Indonesia Menempati Urutan Tertinggi Kedua Gangguan Penglihatan di Dunia

FK-KMK UGM. Indonesia merupakan negara dengan prevalensi kebutaan dan gangguan penglihatan tertinggi kedua di dunia setelah Ethiopia. Dikutip dari data Kemenkes RI tahun 2017 menyebutkan bahwa hasil survei Rapid Assessment of Avoidable Blindness (RAAB) 2014-2016 melaporkan prevalensi kebutaan di 15 provinsi di Indonesia adalah sebesar 3%.

Hal tersebut diungkapkan dr. Iwan Soebijantoro, Sp.M(K) saat mengikuti ujian terbuka Promosi Program Doktor Fakultas Kedokteran, Kesehatan Masyarakat, dan Keperawatan (FK-KMK) UGM, Kamis (20/1) secara daring.

“Glaukoma adalah neuropati optik progresif yang disebabkan oleh sejumlah keadaan okular yang merusak saraf optik, sehingga berdampak pada penurunan fungsi penglihatan. Faktor risiko utama glaukoma adalah peningkatan tekanan intraokular (TIO),” terang dr. Iwan.

Ia juga menambahkan bahwa glaukoma merupakan penyebab terbanyak kedua kehilangan penglihatan secara progresif yang diperkirakan akan diderita oleh 80 juta orang di seluruh dunia pada tahun 2020. “Penyebab utama glaukoma adalah kerusakan pada aliran keluar cairan aqueous humor (AH) secara konvensional. Dan peningkatan tekanan intraokular merupakan hal yang penting dalam menentukan risiko seseorang terhadap glaukoma,” imbuhnya.

Berdasarkan berbagai hasil penelitian yang ada, dr. Iwan memaparkan adanya perubahan sel endotel kornea yang signifikan pada pasien glaukoma primer sudut tertutup yang ditandai dengan adanya perubahan kuantitatif, yakni penurunan kepadatan sel endotel, dan kualitatif atau perubahan morfologi sel, yakni pleomorphism dan polymegathism.

Bahkan dirinya juga menyebutkan bahwa terdapat beberapa mekanisme yang diduga berhubungan dengan kerusakan sel endotel kornea pada glaukoma primer sudut tertutup antara lain kompresi langsung dari tekanan intraokular yang tinggi, trauma langsung akibat iridocorneal touch, dan trauma endotel akibat aqueous flow yang terganggu.

“Tekanan intraokular tinggi dapat menyebabkan kerusakan endotel dan berakibat pada edema kornea, serta gangguan penglihatan akibat penutupan sudut yang akut,” tegasnya.

Berdasarkan studi-studi yang telah ada, dr.
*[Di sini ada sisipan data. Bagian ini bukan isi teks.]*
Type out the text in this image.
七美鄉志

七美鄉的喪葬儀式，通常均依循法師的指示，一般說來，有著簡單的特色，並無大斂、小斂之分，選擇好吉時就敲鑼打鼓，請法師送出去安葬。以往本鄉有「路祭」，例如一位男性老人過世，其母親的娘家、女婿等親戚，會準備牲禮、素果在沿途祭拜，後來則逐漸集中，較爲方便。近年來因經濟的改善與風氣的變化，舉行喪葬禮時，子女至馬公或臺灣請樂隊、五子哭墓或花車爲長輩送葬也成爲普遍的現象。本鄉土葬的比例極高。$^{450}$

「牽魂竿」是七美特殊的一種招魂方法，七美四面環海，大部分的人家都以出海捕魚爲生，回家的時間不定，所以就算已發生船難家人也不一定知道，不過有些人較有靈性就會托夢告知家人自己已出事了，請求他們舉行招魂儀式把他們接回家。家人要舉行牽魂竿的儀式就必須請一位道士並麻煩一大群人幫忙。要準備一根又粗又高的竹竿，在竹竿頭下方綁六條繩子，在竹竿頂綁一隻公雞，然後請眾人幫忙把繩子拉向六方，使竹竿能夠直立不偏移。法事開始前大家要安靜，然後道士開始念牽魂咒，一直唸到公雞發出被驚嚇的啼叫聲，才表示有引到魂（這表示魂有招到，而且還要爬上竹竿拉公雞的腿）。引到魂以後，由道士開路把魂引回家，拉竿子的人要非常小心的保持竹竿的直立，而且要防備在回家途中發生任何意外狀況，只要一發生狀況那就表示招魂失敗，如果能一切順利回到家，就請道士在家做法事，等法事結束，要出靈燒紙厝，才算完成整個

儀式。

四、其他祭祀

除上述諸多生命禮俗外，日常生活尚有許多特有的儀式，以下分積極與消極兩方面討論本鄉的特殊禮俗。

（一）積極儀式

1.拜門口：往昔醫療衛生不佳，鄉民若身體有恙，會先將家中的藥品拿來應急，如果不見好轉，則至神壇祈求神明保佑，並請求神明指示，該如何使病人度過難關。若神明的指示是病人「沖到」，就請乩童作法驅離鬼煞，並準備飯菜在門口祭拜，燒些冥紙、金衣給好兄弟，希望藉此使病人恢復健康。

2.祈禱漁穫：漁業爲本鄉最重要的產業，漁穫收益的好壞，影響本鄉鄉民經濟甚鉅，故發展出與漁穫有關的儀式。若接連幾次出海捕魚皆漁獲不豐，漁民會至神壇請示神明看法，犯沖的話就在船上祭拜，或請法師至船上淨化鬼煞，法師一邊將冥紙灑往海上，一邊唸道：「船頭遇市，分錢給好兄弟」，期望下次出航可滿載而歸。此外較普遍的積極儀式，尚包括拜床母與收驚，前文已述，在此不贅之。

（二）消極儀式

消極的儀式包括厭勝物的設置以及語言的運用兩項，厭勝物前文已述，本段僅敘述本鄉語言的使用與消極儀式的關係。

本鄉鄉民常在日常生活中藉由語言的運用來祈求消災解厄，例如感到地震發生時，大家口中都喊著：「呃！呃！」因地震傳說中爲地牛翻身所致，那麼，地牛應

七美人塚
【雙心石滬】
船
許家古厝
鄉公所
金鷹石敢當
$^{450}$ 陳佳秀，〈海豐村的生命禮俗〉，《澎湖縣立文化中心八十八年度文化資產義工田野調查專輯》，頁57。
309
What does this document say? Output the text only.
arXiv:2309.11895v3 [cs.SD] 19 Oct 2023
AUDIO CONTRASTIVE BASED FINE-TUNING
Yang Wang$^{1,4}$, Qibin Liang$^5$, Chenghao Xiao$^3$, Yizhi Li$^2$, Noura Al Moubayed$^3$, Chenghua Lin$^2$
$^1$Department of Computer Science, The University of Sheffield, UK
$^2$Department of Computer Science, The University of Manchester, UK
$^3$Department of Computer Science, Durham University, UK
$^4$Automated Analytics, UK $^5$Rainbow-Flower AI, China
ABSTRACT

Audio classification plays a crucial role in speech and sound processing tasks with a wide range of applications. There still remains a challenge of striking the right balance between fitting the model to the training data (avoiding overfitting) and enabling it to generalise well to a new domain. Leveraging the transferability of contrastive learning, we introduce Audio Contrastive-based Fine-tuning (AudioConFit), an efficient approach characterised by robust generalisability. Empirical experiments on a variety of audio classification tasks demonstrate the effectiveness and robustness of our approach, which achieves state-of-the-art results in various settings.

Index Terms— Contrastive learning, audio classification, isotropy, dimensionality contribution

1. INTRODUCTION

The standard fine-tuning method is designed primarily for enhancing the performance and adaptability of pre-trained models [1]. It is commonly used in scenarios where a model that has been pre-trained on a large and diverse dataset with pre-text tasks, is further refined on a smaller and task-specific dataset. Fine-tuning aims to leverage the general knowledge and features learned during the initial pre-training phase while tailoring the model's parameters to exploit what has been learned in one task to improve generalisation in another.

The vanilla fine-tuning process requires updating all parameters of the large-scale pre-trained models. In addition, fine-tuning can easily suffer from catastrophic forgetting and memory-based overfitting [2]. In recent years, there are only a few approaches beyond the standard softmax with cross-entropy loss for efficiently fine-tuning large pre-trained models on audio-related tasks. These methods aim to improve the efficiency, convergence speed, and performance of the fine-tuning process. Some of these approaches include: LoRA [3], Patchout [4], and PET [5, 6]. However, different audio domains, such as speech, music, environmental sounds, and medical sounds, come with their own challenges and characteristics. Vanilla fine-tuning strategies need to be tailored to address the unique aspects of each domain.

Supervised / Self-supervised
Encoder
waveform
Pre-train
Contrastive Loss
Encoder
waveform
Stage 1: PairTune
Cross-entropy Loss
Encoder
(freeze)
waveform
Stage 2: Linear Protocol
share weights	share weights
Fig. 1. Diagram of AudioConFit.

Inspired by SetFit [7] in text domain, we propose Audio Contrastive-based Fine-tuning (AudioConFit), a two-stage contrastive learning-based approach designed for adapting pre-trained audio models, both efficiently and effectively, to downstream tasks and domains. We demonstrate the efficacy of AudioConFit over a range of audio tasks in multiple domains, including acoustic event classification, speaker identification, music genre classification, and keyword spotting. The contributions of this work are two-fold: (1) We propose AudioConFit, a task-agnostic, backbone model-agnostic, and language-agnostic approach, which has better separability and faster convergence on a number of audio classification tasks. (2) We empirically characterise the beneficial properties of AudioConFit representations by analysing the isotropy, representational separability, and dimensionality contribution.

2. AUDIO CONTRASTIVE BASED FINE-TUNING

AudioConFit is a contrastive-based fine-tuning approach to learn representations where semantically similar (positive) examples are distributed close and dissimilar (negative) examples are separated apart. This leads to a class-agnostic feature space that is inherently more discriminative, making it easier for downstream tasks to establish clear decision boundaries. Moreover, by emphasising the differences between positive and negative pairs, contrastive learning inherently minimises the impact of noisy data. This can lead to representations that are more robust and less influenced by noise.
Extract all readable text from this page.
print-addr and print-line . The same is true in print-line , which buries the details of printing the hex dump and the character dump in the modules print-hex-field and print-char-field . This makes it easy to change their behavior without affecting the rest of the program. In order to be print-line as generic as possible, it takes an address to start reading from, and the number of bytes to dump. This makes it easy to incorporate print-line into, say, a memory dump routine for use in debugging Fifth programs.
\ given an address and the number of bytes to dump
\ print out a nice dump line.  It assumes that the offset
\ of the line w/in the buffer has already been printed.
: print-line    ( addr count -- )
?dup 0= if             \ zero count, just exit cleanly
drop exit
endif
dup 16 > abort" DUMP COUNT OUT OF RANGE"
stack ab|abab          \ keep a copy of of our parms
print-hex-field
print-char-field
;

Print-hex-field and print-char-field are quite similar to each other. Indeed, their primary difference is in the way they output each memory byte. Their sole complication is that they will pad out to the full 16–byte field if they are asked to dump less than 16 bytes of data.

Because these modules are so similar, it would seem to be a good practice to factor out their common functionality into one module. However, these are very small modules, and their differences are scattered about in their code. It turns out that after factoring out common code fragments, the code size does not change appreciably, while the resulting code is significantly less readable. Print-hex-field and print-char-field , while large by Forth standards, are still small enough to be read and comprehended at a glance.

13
Iwan membuktikan bahwa glaukoma primer sudut tertutup berhubungan dengan densitas sel endotel kornea yang lebih rendah. Belum diketahui faktor-faktor dalam glaukoma primer sudut tertutup yang berhubungan dengan penurunan densitas dan perubahan morfologi sel endotel kornea.

“Melalui kajian penelitian ini harapannya mampu mengetahui gambaran morfologi sel endotel kornea, dapat diperkirakan kerusakan yang terjadi pada jaringan trabekulum untuk kemudian menilai derajat keparahan glaukoma primer sudut tertutup kronik yang dialami oleh pasien,” terang dr. Iwan.

Penelitian bertajuk “Hubungan Bilik Mata Depan yang Dangkal dengan Perubahan Morfologi Sel Endotel Kornea pada Glaukoma Primer Sudut Tertutup Kronik,” ini berhasil menghantarkan dr. Iwan meraih gelar Doktor UGM ke- 3.56 dengan IPK 3,76 di bawah asuhan promotor Prof. dr. Marsetyawan HNES., MSc., PhD (Wiwin/IRO).